The European Union Election Observation Mission (EU EOM) to The Gambia has released its Final Report, in which it states that Extensive Legal Reforms and Continued Civic Education will be critical for the Gambia’s Democratic Development.
In our Monday Edition, we promised the readers that we will serialize the report in subsequent editions. We begin the first part of the serialization, with the Executive Summary of the report:-
On 6 April 2017, The Gambia held its first National Assembly elections since the end of 22 years of authoritarian rule under President Yahya Jammeh.
Following an invitation from the Government of The Gambia and the Independent Electoral Commission (IEC), the European Union Election Observation Mission (EU EOM) was present in The Gambia from 13 March to 26 April 2017.
The Mission was led by Chief Observer Miroslav Poche, a Member of the European Parliament (MEP).
In total, the EU EOM deployed 56 observers from 27 EU Member States, as well as from Norway and Switzerland, across the country to assess the entire electoral process in accordance with the international and regional obligations and commitments to genuine and transparent elections and the laws of The Gambia.
The last National Assembly elections, held in 2012, were largely boycotted by the opposition.
Prior to the 2016 presidential election, seven political parties and an independent candidate formed the Coalition 2016, backing Adama Barrow, a former deputy treasurer of the United Democratic Party (UDP), as an independent candidate.
President Barrow won the single round presidential election with 43.3 per cent of the votes, against 39.6 for the then incumbent President Jammeh of the Alliance for Patriotic Reorientation and Construction (APRC).
Mamma Kandeh, of the newly formed Gambia Democratic Congress (GDC), received 17 per cent of the votes.
President Jammeh initially accepted but subsequently rejected the election results.

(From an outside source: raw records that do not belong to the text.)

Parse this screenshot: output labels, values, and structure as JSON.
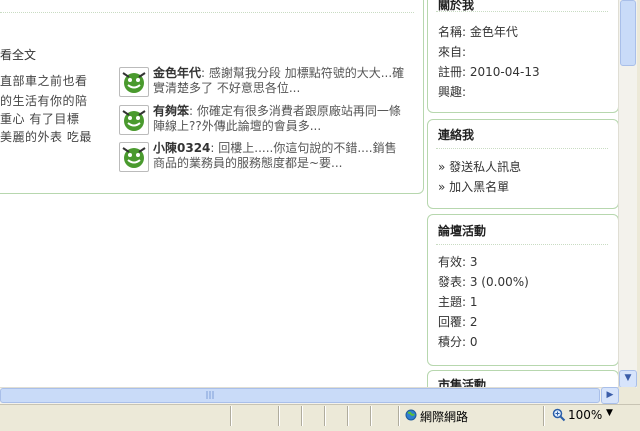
{
  "main": {
    "read_all": "看全文",
    "body_lines": [
      "直部車之前也看",
      "的生活有你的陪",
      "重心 有了目標",
      "美麗的外表 吃最"
    ],
    "comments": [
      {
        "author": "金色年代",
        "text1": ": 感謝幫我分段 加標點符號的大大...確",
        "text2": "實清楚多了 不好意思各位..."
      },
      {
        "author": "有夠笨",
        "text1": ": 你確定有很多消費者跟原廠站再同一條",
        "text2": "陣線上??外傳此論壇的會員多..."
      },
      {
        "author": "小陳0324",
        "text1": ": 回樓上.....你這句說的不錯....銷售",
        "text2": "商品的業務員的服務態度都是~要..."
      }
    ]
  },
  "profile": {
    "title": "關於我",
    "name": "名稱: 金色年代",
    "from": "來自:",
    "registered": "註冊: 2010-04-13",
    "interests": "興趣:"
  },
  "contact": {
    "title": "連絡我",
    "send_message": "» 發送私人訊息",
    "blacklist": "» 加入黑名單"
  },
  "forum": {
    "title": "論壇活動",
    "valid": "有效: 3",
    "posts": "發表: 3 (0.00%)",
    "topics": "主題: 1",
    "replies": "回覆: 2",
    "points": "積分: 0"
  },
  "market": {
    "title": "市集活動"
  },
  "statusbar": {
    "zone": "網際網路",
    "zoom": "100%"
  },
  "colors": {
    "box_border": "#b7d7ae",
    "avatar_green": "#4a9a2e",
    "scroll_blue": "#c9dbf8"
  }
}
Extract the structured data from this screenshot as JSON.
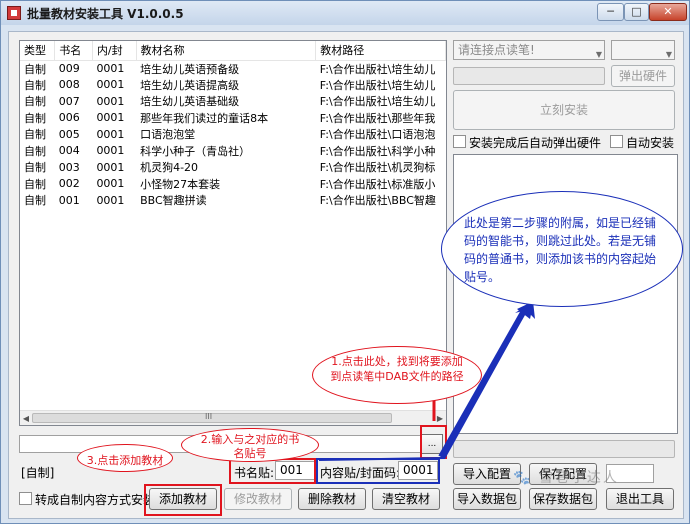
{
  "window": {
    "title": "批量教材安装工具 V1.0.0.5",
    "min_glyph": "─",
    "max_glyph": "□",
    "close_glyph": "✕",
    "icon": "app-icon"
  },
  "list": {
    "headers": [
      "类型",
      "书名",
      "内/封",
      "教材名称",
      "教材路径"
    ],
    "rows": [
      [
        "自制",
        "009",
        "0001",
        "培生幼儿英语预备级",
        "F:\\合作出版社\\培生幼儿"
      ],
      [
        "自制",
        "008",
        "0001",
        "培生幼儿英语提高级",
        "F:\\合作出版社\\培生幼儿"
      ],
      [
        "自制",
        "007",
        "0001",
        "培生幼儿英语基础级",
        "F:\\合作出版社\\培生幼儿"
      ],
      [
        "自制",
        "006",
        "0001",
        "那些年我们读过的童话8本",
        "F:\\合作出版社\\那些年我"
      ],
      [
        "自制",
        "005",
        "0001",
        "口语泡泡堂",
        "F:\\合作出版社\\口语泡泡"
      ],
      [
        "自制",
        "004",
        "0001",
        "科学小种子（青岛社）",
        "F:\\合作出版社\\科学小种"
      ],
      [
        "自制",
        "003",
        "0001",
        "机灵狗4-20",
        "F:\\合作出版社\\机灵狗标"
      ],
      [
        "自制",
        "002",
        "0001",
        "小怪物27本套装",
        "F:\\合作出版社\\标准版小"
      ],
      [
        "自制",
        "001",
        "0001",
        "BBC智趣拼读",
        "F:\\合作出版社\\BBC智趣"
      ]
    ],
    "scroll_grip": "III",
    "scroll_left": "◀",
    "scroll_right": "▶"
  },
  "path_input": {
    "value": ""
  },
  "browse_button": {
    "label": "..."
  },
  "type_tag": "[自制]",
  "book_id": {
    "label": "书名贴:",
    "value": "001"
  },
  "content_id": {
    "label": "内容贴/封面码:",
    "value": "0001"
  },
  "bottom_left": {
    "convert_checkbox_label": "转成自制内容方式安装",
    "add_button": "添加教材",
    "modify_button": "修改教材",
    "delete_button": "删除教材",
    "clear_button": "清空教材"
  },
  "right_panel": {
    "pen_combo_placeholder": "请连接点读笔!",
    "second_combo_value": "",
    "eject_button": "弹出硬件",
    "install_now_button": "立刻安装",
    "auto_eject_label": "安装完成后自动弹出硬件",
    "auto_install_label": "自动安装",
    "import_config_button": "导入配置",
    "save_config_button": "保存配置",
    "import_package_button": "导入数据包",
    "save_package_button": "保存数据包",
    "exit_button": "退出工具"
  },
  "annotations": {
    "note1": "1.点击此处，找到将要添加到点读笔中DAB文件的路径",
    "note2": "2.输入与之对应的书名贴号",
    "note3": "3.点击添加教材",
    "note_blue": "此处是第二步骤的附属，如是已经铺码的智能书，则跳过此处。若是无铺码的普通书，则添加该书的内容起始贴号。"
  },
  "watermark": "🐾 雪巷小达人",
  "colors": {
    "annotation_red": "#e0141e",
    "annotation_blue": "#1a2fb8",
    "window_frame": "#d9e4f1"
  }
}
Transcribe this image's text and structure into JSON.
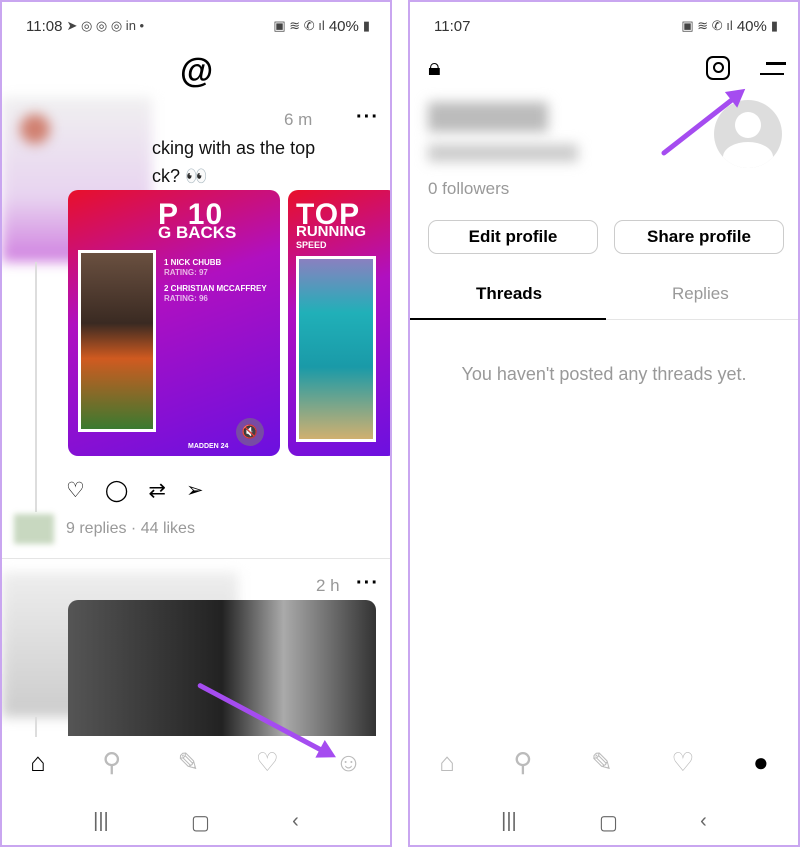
{
  "left": {
    "status": {
      "time": "11:08",
      "battery": "40%"
    },
    "post1": {
      "time": "6 m",
      "text_line1": "cking with as the top",
      "text_line2": "ck? 👀",
      "card1": {
        "title": "P 10",
        "subtitle": "G BACKS",
        "items": [
          "1  NICK CHUBB",
          "RATING: 97",
          "2  CHRISTIAN MCCAFFREY",
          "RATING: 96"
        ],
        "brand": "MADDEN 24"
      },
      "card2": {
        "title": "TOP",
        "subtitle": "RUNNING",
        "label": "SPEED"
      },
      "stats": "9 replies · 44 likes"
    },
    "post2": {
      "time": "2 h"
    },
    "nav": [
      "home-icon",
      "search-icon",
      "compose-icon",
      "heart-icon",
      "profile-icon"
    ],
    "active_nav": "home"
  },
  "right": {
    "status": {
      "time": "11:07",
      "battery": "40%"
    },
    "followers": "0 followers",
    "edit_profile": "Edit profile",
    "share_profile": "Share profile",
    "tabs": [
      "Threads",
      "Replies"
    ],
    "active_tab": "Threads",
    "empty_message": "You haven't posted any threads yet.",
    "active_nav": "profile"
  },
  "colors": {
    "annotation_arrow": "#a54cf0",
    "frame": "#c9a6f0"
  }
}
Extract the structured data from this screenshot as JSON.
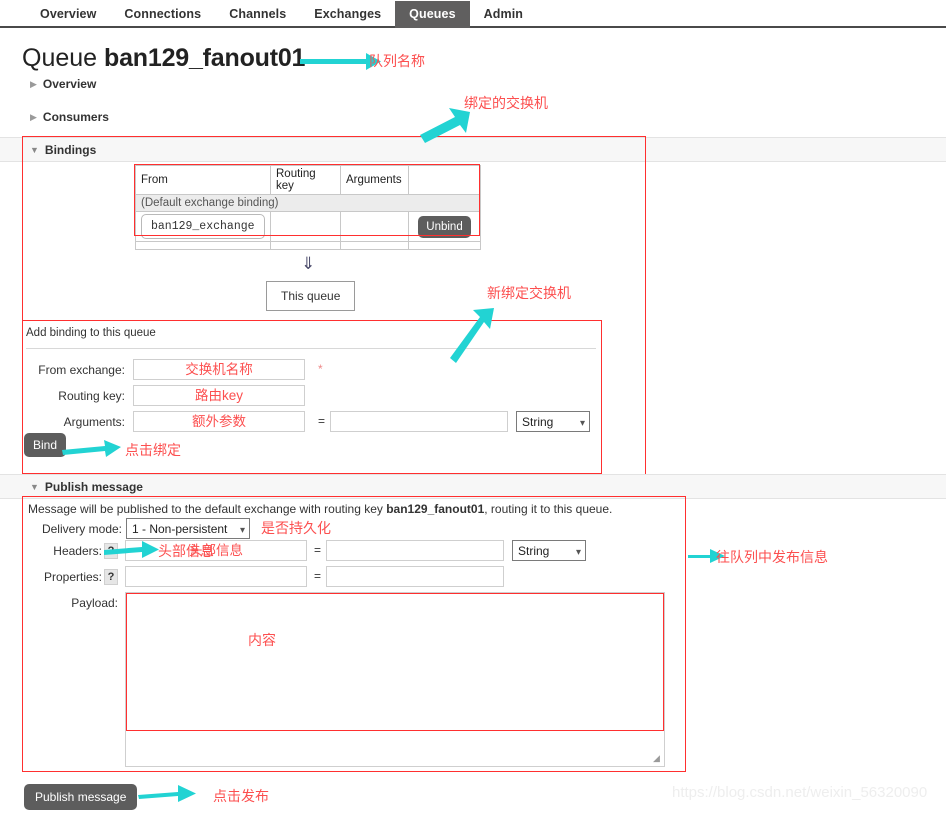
{
  "nav": {
    "tabs": [
      {
        "label": "Overview",
        "active": false
      },
      {
        "label": "Connections",
        "active": false
      },
      {
        "label": "Channels",
        "active": false
      },
      {
        "label": "Exchanges",
        "active": false
      },
      {
        "label": "Queues",
        "active": true
      },
      {
        "label": "Admin",
        "active": false
      }
    ]
  },
  "page": {
    "title_prefix": "Queue",
    "queue_name": "ban129_fanout01"
  },
  "sections": {
    "overview_label": "Overview",
    "consumers_label": "Consumers",
    "bindings_label": "Bindings",
    "publish_label": "Publish message",
    "collapsed_icon": "▶",
    "expanded_icon": "▼"
  },
  "bindings": {
    "table": {
      "headers": [
        "From",
        "Routing key",
        "Arguments",
        ""
      ],
      "default_row": "(Default exchange binding)",
      "rows": [
        {
          "from": "ban129_exchange",
          "routing_key": "",
          "arguments": "",
          "action": "Unbind"
        }
      ]
    },
    "flow_arrow": "⇓",
    "this_queue_label": "This queue",
    "form": {
      "legend": "Add binding to this queue",
      "fields": [
        {
          "label": "From exchange:",
          "value": "交换机名称",
          "required_mark": "*"
        },
        {
          "label": "Routing key:",
          "value": "路由key",
          "required_mark": ""
        },
        {
          "label": "Arguments:",
          "value": "额外参数",
          "required_mark": ""
        }
      ],
      "equals": "=",
      "arg_value": "",
      "type_select": "String",
      "submit_label": "Bind"
    }
  },
  "publish": {
    "message_note_prefix": "Message will be published to the default exchange with routing key ",
    "message_note_key": "ban129_fanout01",
    "message_note_suffix": ", routing it to this queue.",
    "delivery_mode_label": "Delivery mode:",
    "delivery_mode_value": "1 - Non-persistent",
    "headers_label": "Headers:",
    "headers_help": "?",
    "headers_key": "头部信息",
    "headers_value": "",
    "headers_type": "String",
    "properties_label": "Properties:",
    "properties_help": "?",
    "properties_key": "",
    "properties_value": "",
    "equals": "=",
    "payload_label": "Payload:",
    "payload_value": "",
    "payload_annotation": "内容",
    "submit_label": "Publish message"
  },
  "annotations": {
    "queue_name": "队列名称",
    "bound_exchange": "绑定的交换机",
    "new_binding_exchange": "新绑定交换机",
    "click_bind": "点击绑定",
    "persist_or_not": "是否持久化",
    "publish_to_queue": "往队列中发布信息",
    "click_publish": "点击发布"
  },
  "watermark": "https://blog.csdn.net/weixin_56320090",
  "colors": {
    "annotation_red": "#fc4f4f",
    "annotation_arrow_teal": "#22d3d3",
    "active_tab_bg": "#605f5f",
    "button_gray": "#5d5d5d"
  }
}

Following domestic and international pressure, Jammeh went into exile on 21 January 2017, after several weeks of political stalemate under high tension.
President Barrow was initially sworn in to office at the Gambian Embassy in Dakar, Senegal, on 19 January and was inaugurated a month later in Banjul.
A government was then formed integrating representatives of the Coalition 2016. The National Assembly is comprised of 58 members.
53 Members of the unicameral National Assembly are elected for a five-year mandate through the first-past-the-post (FPTP) system in single-member constituencies.
A review of the constituency boundaries in 2015 increased the number of elected members in parliament from the then 48 to 53.
Five additional members are appointed by the president. The nomination of candidates took place between 9 and 12 March and resulted in a total of 239 candidates representing all nine registered political parties, as well as 42 independent candidates.
No candidate nominations were rejected by the IEC. Only 20 among the nominated candidates were women (8.4 per cent).
The political parties of the Coalition 2016 decided to present candidates under the banners of their individual political parties.
On 7 April, the IEC announced the overall results of the National Assembly elections.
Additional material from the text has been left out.